É aqui, porém, que a teoria e a prática se separam. Por mais que o sistema soe estratégico na descrição, o combate é leve e fácil demais. Os inimigos esperam tempo demais a própria vez de atacar, e o desenho todo tem um atalho que encerra cada confronto rápido: uma aparada muito simples seguida de uma finalização que mata na hora, ou um único tiro de pistola que dissolve qualquer guarda antes que a suposta adaptação signifique alguma coisa. Como o jogo é fiel ao original, os combos são limitados. Agarrões, quedas no chão e o puxão do dardo adicionam uma variação leve, mas o revólver resolve quase tudo antes que ela importe.
Um incômodo que persistiu foi a resposta dos comandos. Aparadas, ataques e até o simples ato de sacar a arma vinham com um leve atraso, um descompasso entre apertar o botão e ver Edward reagir que atrapalha justamente nos momentos que dependem de tempo preciso, como as aparadas. Não chega a quebrar a experiência, mas tira parte da fluidez que um combate assim pede.
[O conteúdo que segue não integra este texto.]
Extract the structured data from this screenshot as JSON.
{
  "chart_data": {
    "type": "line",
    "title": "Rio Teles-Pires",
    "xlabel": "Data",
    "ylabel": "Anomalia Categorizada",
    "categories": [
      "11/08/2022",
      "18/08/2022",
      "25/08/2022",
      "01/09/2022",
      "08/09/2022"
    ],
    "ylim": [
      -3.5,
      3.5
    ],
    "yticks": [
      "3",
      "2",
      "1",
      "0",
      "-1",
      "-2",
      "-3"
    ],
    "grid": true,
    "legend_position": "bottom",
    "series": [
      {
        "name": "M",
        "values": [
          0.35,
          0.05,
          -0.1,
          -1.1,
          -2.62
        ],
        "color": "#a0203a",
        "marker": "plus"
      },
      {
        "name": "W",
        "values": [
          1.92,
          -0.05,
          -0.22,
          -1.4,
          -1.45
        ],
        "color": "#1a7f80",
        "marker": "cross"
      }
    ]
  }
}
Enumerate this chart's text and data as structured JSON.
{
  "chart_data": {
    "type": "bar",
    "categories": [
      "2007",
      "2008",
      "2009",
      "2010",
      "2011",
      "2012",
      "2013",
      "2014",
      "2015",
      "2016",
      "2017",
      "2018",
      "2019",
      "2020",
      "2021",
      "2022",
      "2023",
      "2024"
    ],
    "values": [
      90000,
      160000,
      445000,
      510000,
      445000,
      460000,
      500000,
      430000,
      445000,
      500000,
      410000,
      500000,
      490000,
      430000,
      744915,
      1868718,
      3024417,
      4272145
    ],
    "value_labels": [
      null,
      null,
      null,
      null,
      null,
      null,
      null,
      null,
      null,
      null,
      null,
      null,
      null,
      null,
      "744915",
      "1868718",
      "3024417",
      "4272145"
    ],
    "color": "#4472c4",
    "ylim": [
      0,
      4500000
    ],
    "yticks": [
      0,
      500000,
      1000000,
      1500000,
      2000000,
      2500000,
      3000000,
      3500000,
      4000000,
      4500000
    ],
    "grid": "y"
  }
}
Nada disso o torna ruim. É um combate divertido para quem quer um desafio descompromissado, e quem sentia falta do toque clássico da série, cansado de inimigos que funcionam como esponjas de dano, tende a gostar bastante do que encontra aqui. Só que quem espera mais complexidade e profundidade mecânica provavelmente vai terminar cada luta com a sensação de que faltou resistência do outro lado.
Parkour
Se o combate foi reformulado, o parkour foi refinado. A meta é preservar a movimentação responsiva do Edward original e deixá-la mais ágil e precisa, seja saltando pelos telhados coloridos de Havana, pelas selvas indomadas do Caribe ou pelos andaimes rústicos de Nassau. O foco recaiu sobre a resposta e a liberdade de escolha, com um punhado de adições ao repertório: salto manual, ejeções laterais e traseiras, impulsos que ganham altura e transições mais rápidas entre um movimento e outro.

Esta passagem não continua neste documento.